1Department of Psychology, University of Washington, Seattle, WA 98195-1525, USA
2School of Health, University of Bath, Bath BA2 7AY, UK

Received 30 March 2012; Revised 9 July 2012; Accepted 24 July 2012

Academic Editor: Cheryl Dissanayake

Copyright © 2012 Daniel J. O'Rourke et al. This is an open access article distributed under the Creative Commons Attribution License, which permits unrestricted use, distribution, and reproduction in any medium, provided the original work is properly cited.

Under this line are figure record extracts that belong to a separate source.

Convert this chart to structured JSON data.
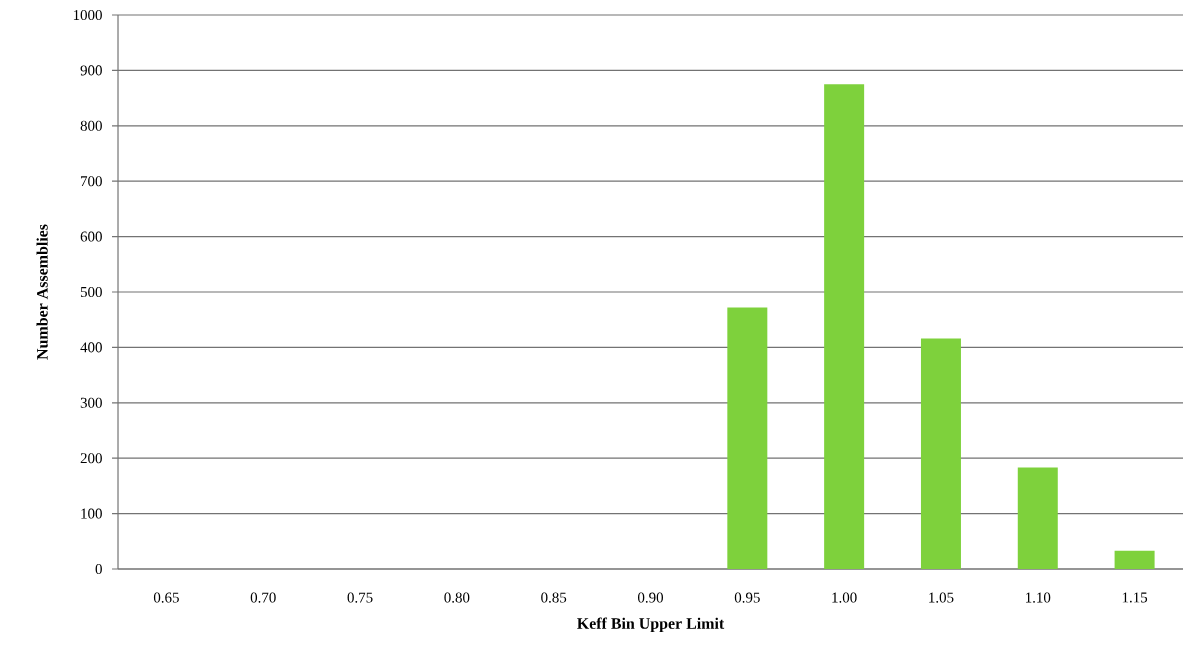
{
  "chart_data": {
    "type": "bar",
    "xlabel": "Keff Bin Upper Limit",
    "ylabel": "Number Assemblies",
    "categories": [
      "0.65",
      "0.70",
      "0.75",
      "0.80",
      "0.85",
      "0.90",
      "0.95",
      "1.00",
      "1.05",
      "1.10",
      "1.15"
    ],
    "values": [
      0,
      0,
      0,
      0,
      0,
      0,
      472,
      875,
      416,
      183,
      33
    ],
    "color": "#7ed13c",
    "ylim": [
      0,
      1000
    ],
    "yticks": [
      0,
      100,
      200,
      300,
      400,
      500,
      600,
      700,
      800,
      900,
      1000
    ],
    "grid": "y"
  }
}
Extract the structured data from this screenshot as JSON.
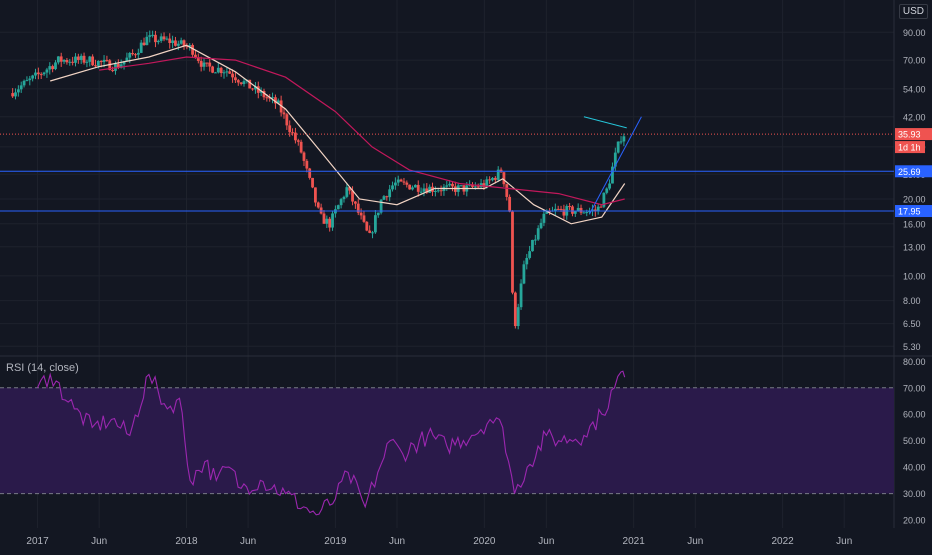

Interactions with parents are known to have a significant impact on children's self-esteem. In this study, designed to test propositions derived from Achievement Goal Theory and Self-Determination Theory, we assessed the influence of perceived parent-initiated mastery and ego motivational climates on self-esteem and self-esteem change in competitive youth swimmers over the course of a 32-week sport season. At each of three measurement points (early, mid, and late season), mastery climate scores on the Parent-Initiated Motivational Climate Questionnaire-2 scale were positively related to global self-esteem scores and to a measure of relative motivational autonomy that reflects the intrinsic-extrinsic motivation continuum, whereas ego climate scores were negatively related to self-esteem and autonomy. Longitudinal analyses revealed that early-season mastery climate predicted positive changes in self-esteem over the course of the season, whereas ego climate predicted decreased self-esteem. Consistent with predictions derived from Self-Determination Theory, a meditational analysis revealed that these self-esteem changes were mediated by changes in autonomous motivation.